Suçunun ağırlığı nedeniyle idam cezasına çarptırılmış.
Hakim son sözlerini söylemesini istemiş. Temel:
- "Bu da bana ders olsun!" demiş.
**
BEN DE BÖYLE BAŞLAMIŞTIM
Churchill, akıl hastanesinde dolaşıyormuş. Bir hastanın kendisine çok dikkatli baktığını görünce yanına yanaşmış:
- Hayrola beni tanımadın mı?
- Hayır tanımadım, kimsin sen?
Churchill gülmüş: - Ben haşmetlu İngiliz İmparatorluğunun başbakanıyım.

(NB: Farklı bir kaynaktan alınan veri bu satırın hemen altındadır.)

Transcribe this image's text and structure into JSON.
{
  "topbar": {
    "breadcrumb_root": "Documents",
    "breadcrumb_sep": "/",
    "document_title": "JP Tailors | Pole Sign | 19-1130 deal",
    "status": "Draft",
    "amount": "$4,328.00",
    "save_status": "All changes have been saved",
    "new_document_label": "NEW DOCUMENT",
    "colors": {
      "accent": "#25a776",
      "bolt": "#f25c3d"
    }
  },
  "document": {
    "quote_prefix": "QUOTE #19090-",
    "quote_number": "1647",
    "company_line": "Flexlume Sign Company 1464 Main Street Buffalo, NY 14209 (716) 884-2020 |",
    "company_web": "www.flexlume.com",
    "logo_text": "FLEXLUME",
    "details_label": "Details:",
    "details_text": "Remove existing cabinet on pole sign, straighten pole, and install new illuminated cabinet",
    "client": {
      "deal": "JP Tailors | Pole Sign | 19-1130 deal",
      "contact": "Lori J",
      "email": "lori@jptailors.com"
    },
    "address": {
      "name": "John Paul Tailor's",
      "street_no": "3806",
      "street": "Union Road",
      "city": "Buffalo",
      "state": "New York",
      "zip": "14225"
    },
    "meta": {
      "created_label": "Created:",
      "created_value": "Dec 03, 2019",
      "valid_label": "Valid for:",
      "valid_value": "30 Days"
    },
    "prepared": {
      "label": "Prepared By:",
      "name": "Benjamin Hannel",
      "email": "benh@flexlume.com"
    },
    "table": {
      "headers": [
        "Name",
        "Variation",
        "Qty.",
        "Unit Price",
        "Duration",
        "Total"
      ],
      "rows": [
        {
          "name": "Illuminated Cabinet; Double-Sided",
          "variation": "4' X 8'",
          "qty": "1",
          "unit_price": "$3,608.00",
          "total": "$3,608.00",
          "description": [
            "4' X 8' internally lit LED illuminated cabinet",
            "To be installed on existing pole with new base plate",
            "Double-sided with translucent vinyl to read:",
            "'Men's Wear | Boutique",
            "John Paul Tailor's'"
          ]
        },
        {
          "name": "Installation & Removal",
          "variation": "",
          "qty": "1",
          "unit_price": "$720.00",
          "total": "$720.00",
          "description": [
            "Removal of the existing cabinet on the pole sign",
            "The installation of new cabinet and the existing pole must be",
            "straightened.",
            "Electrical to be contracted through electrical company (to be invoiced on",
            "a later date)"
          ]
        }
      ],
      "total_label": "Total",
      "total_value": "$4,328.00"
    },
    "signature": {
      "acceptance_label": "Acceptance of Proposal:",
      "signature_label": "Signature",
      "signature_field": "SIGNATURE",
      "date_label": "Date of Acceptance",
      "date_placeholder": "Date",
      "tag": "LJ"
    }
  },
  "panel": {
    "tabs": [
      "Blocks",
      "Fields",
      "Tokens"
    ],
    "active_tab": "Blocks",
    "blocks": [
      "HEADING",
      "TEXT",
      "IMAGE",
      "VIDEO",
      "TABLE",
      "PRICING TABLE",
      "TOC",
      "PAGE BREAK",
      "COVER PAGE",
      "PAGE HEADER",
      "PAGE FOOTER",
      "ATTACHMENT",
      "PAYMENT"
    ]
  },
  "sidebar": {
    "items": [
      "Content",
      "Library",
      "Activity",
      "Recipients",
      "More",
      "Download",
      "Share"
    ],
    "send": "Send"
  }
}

Akıl hastası bir kahkaha atıp demiş ki: - Ben de böyle başlamıştım, sonra buraya getirdiler.
**
ACABA ALDATIYOR MU?!
Adamın biri karısından şüphelendiği için bir dedektif tutmuş. Dedektif bir süre kadını takip ettikten sonra adama gördüklerini anlatmaya gitmiş.
-Karınızı uzun süre izledim.
-Gördüklerinizi anlatın bir an önce de şu şüpheden yani "karım bana ihanet ediyor mu, etmiyor mu?" düşüncesinden kurtulayım.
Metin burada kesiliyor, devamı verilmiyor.